Die AIDA-Flotte ist bekannt für ihre italienisch klingenden Schiffsnamen wie AIDAbella, AIDAblu, AIDAcosma oder AIDAdiva. Für viele Kreuzfahrtfans gehören diese Namen einfach zum maritimen Flair und zur Markenidentität der Reederei. Doch in den sozialen Medien und auch in der Tourismusfachzeitschrift fvw diskutiert man gerade, ob italienische Namen noch zeitgemäss seien und fragt (natürlich nicht bierernst) provokant: Muss AIDA ihre Schiffe jetzt umbenennen? Sollen die Kreuzfahrtschiffe künftig deutsche Namen wie Walküre, Isolde, Loreley oder Brünhilde bekommen?
Diese Diskussion steht im Zusammenhang mit einer ungewöhnlichen Forderung des Südtiroler Alpenvereins. Er möchte, dass die Berghütten in Südtirol, die heute noch deutsche Städtenamen tragen, umbenannt werden – zugunsten von Bezeichnungen, die sich auf die jeweilige Region beziehen. Dabei geht es nicht um italienische Namen, sondern um eine stärkere Orientierung an der lokalen Geografie.
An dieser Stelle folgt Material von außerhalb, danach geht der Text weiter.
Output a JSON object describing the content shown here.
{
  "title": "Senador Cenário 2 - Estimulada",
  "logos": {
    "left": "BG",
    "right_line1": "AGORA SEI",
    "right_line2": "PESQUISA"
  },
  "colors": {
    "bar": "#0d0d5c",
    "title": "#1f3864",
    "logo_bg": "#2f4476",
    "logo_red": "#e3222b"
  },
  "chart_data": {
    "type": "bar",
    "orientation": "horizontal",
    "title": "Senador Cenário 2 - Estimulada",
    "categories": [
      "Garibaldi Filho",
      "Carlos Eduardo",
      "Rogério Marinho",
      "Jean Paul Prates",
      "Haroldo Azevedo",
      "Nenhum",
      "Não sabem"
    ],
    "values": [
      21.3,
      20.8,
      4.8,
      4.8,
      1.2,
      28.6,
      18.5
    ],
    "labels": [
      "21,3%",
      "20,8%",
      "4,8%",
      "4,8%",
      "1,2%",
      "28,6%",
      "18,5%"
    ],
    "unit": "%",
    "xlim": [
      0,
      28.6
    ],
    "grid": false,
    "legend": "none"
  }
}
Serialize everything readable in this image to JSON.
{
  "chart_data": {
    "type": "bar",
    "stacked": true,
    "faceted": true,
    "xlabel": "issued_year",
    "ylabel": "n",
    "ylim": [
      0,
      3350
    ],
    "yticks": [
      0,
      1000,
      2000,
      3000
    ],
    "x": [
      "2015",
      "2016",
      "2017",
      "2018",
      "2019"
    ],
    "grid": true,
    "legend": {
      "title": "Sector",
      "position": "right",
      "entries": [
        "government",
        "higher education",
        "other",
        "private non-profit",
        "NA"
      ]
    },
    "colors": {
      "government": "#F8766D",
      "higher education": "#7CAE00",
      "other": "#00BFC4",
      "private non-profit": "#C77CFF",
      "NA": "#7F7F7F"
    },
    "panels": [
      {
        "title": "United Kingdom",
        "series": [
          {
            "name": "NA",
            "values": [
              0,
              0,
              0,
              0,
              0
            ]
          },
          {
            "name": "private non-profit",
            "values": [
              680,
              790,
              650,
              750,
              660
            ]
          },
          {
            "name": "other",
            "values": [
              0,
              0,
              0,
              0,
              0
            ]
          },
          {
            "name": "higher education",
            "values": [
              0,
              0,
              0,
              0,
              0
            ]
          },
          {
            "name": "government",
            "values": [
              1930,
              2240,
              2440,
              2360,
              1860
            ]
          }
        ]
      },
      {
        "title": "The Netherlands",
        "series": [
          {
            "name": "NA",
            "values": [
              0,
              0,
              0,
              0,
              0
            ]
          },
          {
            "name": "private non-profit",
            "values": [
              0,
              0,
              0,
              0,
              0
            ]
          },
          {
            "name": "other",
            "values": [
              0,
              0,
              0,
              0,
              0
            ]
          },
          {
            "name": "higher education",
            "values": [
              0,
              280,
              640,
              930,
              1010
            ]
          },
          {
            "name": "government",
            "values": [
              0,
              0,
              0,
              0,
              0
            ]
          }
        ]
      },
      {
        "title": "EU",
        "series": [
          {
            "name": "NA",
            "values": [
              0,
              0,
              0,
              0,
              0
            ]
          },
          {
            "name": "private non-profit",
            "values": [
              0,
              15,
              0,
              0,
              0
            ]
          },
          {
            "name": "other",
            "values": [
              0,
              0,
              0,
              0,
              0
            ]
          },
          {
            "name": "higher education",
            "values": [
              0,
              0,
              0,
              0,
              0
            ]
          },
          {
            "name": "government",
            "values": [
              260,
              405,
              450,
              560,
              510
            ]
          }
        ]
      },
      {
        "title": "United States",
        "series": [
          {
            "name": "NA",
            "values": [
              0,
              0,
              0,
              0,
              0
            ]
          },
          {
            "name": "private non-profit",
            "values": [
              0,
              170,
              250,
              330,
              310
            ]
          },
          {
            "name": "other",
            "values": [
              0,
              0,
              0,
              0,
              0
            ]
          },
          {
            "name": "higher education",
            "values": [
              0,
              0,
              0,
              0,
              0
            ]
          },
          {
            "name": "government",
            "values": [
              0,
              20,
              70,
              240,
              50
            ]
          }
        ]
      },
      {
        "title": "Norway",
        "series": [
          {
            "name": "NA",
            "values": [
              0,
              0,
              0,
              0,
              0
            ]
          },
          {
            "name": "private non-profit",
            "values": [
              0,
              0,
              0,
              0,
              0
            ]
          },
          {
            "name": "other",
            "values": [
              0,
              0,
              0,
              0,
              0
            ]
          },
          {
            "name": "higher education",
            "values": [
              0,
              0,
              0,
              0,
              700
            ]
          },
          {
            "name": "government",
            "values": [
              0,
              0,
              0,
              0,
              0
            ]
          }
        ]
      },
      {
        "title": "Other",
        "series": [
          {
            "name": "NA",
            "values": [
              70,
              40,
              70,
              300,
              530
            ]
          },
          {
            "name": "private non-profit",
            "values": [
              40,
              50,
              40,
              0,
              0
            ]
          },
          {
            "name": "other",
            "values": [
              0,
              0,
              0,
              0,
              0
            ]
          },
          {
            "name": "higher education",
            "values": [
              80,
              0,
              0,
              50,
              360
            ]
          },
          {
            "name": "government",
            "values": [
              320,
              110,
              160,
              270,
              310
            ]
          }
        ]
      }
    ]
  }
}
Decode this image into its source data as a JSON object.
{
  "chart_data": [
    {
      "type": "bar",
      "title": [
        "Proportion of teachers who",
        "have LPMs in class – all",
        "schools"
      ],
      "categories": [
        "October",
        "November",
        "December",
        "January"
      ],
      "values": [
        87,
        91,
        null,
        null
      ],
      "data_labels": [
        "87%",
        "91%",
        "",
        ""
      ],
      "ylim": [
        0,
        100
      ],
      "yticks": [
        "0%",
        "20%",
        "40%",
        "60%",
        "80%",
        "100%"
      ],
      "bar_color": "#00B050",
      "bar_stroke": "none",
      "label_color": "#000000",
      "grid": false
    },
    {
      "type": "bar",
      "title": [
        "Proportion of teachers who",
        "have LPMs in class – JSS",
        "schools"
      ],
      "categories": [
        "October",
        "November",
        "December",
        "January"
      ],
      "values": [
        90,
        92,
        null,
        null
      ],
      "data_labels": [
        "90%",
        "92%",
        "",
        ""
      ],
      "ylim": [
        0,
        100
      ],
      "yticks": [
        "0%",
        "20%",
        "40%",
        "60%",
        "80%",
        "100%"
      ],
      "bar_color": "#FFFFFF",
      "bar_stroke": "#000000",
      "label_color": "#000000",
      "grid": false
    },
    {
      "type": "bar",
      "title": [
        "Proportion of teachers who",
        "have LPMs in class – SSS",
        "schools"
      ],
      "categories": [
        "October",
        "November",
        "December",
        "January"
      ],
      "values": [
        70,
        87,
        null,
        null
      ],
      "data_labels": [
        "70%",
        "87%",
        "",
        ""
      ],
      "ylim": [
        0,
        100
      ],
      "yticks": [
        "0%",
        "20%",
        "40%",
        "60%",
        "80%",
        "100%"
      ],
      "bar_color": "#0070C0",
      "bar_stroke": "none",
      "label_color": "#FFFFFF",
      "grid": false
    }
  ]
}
Statt Regensburger Hütte eine italienische Bezeichnung
Die Vizepräsidentin des Alpenvereins, Ingrid Beikircher, begründet den Vorschlag damit, dass die traditionellen Namen wie Regensburger Hütte oder Kasseler Hütte nicht mehr zeitgemäss seien. Diese Namen stammen aus der Zeit, als Südtirol zu Österreich gehörte und viele Hütten von Sektionen des Deutschen und Österreichischen Alpenvereins errichtet wurden. Heute, so Beikircher, sollten die Namen stärker die Region widerspiegeln, in der die Hütten stehen – was auch die italienische Übersetzung erleichtern würde.
Kritik und Widerstand
Die Initiative stösst in Südtirol auf deutliche Ablehnung. Viele sehen darin einen Versuch, die historische und kulturelle Identität zu verwischen. Roland Lang vom Südtiroler Heimatbund weist darauf hin, dass gerade diese Namen die alpine Erschliessungsgeschichte dokumentieren und Teil des kulturellen Erbes sind. Er kritisiert zudem die Doppelmoral, wenn problematische Namen wie der der Drei-Zinnen-Hütte (Rifugio Antonio Locatelli) beibehalten werden, während andere Namen gestrichen werden sollen.
Auch politische Vertreter, etwa von der Partei der Freiheitlichen, verurteilen den Vorschlag als undankbar gegenüber der historischen Leistung der Alpenvereinssektionen.
Was hat das mit den AIDA-Schiffen zu tun?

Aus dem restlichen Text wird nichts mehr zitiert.